The Americanization of the Globe
February 1998By Thomas Storck
Thomas Storck is a librarian in Washington, D.C., and a Contributing Editor of the NOR.
Some years ago I was involved with the Esperanto movement. Esperanto, as most people know, is a planned language designed to supplement the existing national languages for purposes of international communication. During my involvement with Esperanto, I was puzzled about why it had never obtained greater acceptance. I was convinced of the utility of an international language from the example of Latin in the Middle Ages, and I thought that the benefits of a tongue that united mankind would be evident, especially to intellectuals and educators. I even hoped that some of these educators might want to experiment with a university curriculum entirely in Esperanto, just as higher education in the Middle Ages had been entirely in Latin.
The benefits of Esperanto -- the lessening of noxious nationalism, the elimination of linguistic barriers to the advancement of knowledge -- would be such, I thought, as to appeal to modern, educated opinion. But educated opinion showed little or no interest. Why?
Gradually I began to see why, among Americans, there was a lack of enthusiasm about an international language to unite mankind. We believed we already had one. And this language was none other than English.

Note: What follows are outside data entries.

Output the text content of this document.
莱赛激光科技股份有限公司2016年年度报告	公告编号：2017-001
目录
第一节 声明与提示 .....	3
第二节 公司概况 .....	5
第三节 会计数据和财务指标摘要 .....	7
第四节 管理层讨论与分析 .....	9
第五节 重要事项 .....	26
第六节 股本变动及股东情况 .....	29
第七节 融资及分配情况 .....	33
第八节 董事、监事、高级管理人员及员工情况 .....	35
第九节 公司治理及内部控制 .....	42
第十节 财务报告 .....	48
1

English has indeed become widely spoken, and in some sense can be called an international language today. It is at least the international language of commerce and technology. But it has become clear to me that English is not simply a convenient linguistic tool. On a deeper level, English -- especially American English -- is both a symbol of and an agent for the spread of a universal civilization or culture. English has become a visible, audible sign of the new world order that the globalization of commerce is fast creating.